En mi opinión aquella política que se hace de espaldas al marco reglamentado y con un simple interés partidista, se aleja mucho de lo que los/as ciudadanos/as demandan y entienden apropiado para quienes les representan en gobiernos y oposiciones. Cuando se busca la herida personal del contrario, se pasa de lo público a lo personal, y se olvida con demasiada frecuencia el rumbo marcado de manera unánime por todos a través de las instituciones democráticas, estamos generando discordia innecesaria y nos adentramos en terrenos muy peligrosos para la convivencia ciudadana y para un desarrollo pleno del estado de derecho y de una sociedad más justa y solidaria.
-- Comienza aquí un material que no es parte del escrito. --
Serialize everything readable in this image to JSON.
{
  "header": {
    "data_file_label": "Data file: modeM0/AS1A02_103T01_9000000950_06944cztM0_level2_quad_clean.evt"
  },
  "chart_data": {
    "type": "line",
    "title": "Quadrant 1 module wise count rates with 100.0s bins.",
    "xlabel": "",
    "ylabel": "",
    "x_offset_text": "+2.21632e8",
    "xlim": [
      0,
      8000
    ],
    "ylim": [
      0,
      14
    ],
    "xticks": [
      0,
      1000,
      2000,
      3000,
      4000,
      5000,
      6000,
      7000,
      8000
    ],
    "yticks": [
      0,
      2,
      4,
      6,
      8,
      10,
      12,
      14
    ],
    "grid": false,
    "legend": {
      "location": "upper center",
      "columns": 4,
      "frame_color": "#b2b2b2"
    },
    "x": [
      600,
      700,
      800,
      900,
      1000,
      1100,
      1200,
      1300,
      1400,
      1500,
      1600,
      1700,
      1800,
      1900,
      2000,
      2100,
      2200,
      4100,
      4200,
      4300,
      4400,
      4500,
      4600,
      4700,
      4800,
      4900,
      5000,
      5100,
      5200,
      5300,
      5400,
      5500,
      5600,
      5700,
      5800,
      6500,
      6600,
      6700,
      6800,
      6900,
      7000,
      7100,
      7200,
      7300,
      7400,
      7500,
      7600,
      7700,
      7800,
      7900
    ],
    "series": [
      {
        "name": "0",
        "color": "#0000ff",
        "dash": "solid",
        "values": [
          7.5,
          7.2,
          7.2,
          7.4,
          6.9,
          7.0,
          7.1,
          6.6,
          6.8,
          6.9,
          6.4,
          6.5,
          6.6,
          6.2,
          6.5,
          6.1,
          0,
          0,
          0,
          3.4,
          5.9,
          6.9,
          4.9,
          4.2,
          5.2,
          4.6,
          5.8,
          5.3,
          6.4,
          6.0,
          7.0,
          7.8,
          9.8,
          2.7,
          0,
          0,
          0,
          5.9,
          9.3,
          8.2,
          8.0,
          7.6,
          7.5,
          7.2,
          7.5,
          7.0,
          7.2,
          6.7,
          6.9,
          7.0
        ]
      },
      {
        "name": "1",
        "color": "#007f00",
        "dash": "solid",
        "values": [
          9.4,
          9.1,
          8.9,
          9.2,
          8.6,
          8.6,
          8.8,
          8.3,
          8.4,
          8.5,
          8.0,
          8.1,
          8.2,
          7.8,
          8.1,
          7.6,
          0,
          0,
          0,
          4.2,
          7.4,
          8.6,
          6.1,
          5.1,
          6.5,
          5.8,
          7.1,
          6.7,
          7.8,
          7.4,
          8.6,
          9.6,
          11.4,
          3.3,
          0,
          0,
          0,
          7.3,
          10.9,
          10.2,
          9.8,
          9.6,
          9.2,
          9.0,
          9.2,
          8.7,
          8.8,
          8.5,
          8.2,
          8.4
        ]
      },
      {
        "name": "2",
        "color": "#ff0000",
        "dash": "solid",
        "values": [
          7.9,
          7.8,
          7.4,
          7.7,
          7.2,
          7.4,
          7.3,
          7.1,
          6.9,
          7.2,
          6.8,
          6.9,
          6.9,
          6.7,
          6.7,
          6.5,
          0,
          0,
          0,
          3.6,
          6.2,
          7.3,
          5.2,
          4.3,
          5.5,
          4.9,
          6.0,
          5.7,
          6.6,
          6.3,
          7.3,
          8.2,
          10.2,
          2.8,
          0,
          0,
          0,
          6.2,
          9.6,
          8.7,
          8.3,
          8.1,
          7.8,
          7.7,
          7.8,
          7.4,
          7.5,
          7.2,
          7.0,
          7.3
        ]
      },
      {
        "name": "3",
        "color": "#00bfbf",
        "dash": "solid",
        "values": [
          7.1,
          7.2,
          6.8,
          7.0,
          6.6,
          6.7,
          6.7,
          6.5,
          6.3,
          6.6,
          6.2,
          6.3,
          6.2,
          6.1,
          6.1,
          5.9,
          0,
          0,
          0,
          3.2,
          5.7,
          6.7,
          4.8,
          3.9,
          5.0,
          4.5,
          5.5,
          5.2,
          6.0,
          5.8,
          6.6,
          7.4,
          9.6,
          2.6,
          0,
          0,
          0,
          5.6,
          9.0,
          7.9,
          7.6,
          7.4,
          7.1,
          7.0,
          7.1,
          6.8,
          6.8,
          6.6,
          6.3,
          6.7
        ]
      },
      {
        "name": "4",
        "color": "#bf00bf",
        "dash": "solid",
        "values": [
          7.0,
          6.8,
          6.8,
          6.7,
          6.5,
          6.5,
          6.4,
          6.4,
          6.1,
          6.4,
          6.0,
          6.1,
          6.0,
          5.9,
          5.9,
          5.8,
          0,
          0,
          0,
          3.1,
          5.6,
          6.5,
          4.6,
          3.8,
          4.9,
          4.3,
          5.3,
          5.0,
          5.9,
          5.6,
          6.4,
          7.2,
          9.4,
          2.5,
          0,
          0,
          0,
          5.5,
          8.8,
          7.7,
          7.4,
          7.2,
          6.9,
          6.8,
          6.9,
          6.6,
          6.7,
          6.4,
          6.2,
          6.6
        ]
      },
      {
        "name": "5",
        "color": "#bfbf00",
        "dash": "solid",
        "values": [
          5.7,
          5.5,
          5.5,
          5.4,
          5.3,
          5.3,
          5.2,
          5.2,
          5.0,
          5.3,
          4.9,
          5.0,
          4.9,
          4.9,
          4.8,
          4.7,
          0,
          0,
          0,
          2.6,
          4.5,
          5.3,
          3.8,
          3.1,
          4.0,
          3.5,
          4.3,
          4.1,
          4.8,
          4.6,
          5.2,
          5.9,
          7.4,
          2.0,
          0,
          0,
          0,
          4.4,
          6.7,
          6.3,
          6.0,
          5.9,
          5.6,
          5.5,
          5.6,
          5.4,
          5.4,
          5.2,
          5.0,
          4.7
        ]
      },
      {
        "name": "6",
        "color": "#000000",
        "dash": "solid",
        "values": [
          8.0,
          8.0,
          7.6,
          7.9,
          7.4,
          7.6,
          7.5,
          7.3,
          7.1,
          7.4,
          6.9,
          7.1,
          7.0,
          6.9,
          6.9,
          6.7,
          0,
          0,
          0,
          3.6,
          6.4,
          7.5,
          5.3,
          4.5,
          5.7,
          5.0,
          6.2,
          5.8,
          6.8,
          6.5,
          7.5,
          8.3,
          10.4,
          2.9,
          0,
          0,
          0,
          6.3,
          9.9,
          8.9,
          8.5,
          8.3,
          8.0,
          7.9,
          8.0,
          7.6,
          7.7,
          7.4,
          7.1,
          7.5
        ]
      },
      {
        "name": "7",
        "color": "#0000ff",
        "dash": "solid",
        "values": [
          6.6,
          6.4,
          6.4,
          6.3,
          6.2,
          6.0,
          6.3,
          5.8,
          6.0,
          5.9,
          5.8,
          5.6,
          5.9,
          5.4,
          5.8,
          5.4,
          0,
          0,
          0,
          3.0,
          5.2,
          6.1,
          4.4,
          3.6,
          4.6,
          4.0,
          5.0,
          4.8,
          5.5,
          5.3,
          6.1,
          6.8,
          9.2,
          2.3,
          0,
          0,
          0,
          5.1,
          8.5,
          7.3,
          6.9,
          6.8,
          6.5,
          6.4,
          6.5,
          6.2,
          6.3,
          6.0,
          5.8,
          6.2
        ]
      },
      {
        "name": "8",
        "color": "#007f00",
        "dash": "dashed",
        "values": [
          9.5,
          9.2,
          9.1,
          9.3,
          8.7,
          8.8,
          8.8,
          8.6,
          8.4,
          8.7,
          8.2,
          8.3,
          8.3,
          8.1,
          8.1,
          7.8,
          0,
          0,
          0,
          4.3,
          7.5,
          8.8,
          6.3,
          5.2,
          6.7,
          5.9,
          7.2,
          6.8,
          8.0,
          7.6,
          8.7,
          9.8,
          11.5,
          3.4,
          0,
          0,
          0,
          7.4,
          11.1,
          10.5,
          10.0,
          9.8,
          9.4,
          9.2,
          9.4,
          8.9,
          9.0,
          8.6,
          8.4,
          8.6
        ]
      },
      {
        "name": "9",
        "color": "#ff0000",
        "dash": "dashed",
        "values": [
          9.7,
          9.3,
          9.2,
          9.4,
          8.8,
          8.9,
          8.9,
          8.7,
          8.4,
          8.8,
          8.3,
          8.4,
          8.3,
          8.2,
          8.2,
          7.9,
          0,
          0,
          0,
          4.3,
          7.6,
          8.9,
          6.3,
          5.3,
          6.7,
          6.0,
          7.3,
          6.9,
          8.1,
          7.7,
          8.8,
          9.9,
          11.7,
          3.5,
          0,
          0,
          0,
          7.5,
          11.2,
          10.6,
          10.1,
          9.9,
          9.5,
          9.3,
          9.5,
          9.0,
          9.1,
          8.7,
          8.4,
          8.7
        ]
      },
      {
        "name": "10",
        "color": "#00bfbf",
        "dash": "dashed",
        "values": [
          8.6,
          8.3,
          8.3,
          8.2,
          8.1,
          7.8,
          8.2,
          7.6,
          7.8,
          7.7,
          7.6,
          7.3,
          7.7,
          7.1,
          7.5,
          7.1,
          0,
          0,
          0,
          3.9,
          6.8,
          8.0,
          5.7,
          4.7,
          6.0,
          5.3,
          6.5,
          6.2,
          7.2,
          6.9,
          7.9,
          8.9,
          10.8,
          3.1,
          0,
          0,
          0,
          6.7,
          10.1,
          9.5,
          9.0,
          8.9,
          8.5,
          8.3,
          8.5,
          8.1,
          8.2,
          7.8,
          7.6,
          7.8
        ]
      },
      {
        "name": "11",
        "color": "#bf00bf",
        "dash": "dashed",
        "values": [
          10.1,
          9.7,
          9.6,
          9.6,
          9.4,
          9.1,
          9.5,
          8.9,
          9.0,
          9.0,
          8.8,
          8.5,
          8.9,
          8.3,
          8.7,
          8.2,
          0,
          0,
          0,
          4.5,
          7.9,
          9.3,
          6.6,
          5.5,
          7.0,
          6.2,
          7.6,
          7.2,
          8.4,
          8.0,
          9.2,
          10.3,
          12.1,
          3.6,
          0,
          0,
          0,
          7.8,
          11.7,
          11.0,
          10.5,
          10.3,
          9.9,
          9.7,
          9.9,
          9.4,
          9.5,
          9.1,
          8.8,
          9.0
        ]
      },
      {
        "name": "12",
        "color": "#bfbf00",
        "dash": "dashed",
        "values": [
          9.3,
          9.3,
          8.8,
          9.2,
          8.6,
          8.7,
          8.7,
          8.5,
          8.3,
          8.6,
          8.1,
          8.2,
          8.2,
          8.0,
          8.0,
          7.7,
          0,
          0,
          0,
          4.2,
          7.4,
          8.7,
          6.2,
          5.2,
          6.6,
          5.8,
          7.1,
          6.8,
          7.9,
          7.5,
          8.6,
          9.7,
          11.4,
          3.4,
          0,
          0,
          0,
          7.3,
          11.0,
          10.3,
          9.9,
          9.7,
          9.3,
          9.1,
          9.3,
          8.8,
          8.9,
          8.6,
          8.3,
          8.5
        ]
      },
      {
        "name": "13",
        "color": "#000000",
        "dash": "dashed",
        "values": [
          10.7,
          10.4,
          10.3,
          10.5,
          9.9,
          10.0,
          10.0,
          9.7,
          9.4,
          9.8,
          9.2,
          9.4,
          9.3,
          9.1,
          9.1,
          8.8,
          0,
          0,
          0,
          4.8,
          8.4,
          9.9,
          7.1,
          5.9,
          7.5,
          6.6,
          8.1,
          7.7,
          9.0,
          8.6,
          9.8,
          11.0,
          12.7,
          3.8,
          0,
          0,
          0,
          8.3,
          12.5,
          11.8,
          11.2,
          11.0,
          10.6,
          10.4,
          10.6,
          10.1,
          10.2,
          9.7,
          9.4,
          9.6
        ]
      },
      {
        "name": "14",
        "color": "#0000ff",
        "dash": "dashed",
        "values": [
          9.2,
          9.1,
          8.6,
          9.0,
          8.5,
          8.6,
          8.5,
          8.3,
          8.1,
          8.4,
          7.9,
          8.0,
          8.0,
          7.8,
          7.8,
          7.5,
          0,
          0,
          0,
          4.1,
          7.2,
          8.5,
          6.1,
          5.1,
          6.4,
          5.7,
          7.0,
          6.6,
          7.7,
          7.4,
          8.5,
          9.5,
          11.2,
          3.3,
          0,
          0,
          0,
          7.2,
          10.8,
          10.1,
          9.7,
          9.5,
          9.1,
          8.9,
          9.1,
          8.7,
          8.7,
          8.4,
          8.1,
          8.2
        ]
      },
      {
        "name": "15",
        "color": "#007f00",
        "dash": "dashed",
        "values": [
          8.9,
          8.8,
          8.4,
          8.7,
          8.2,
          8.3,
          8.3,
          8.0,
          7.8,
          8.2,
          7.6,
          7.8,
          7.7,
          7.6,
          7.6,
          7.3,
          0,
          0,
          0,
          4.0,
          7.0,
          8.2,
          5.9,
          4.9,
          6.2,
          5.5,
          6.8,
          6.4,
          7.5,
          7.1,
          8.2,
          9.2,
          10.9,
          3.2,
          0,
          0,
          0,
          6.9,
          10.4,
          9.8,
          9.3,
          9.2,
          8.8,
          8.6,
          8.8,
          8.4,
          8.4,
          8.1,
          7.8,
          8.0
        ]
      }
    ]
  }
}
No me extraña que en este contexto la política siga alejándose de la sociedad civil.

2 comentarios :

Felipe Sánchez dijo...

Dada la ambiguedad del artículo y las llamadas, mensajes y demás que he recibido, quiero aclarar que en este artículo critico a aquellos políticos y formaciones políticas que no dan la cara en los Parlamentos o Plenos municipales para hacer política y se dedican a ejercer la política desde la mentira, el engaño y la farándula del morbo y el paripé. Ejercer de oposición es a veces, tanto o mas importante que gobernar.

Felipe Sánchez dijo...

Quiero dejar claro que este post y posterior comentario no se dirige a nadie en particular, aunque alguien se ha sentido herido. Nada más lejos de la realidad. Yo, no he mencionado a nadie, ni a ninguna sigla o formación. Por tanto, son opiniones generales, que nadie tiene porque interpretar a su antojo, en aras de sus propios intereses.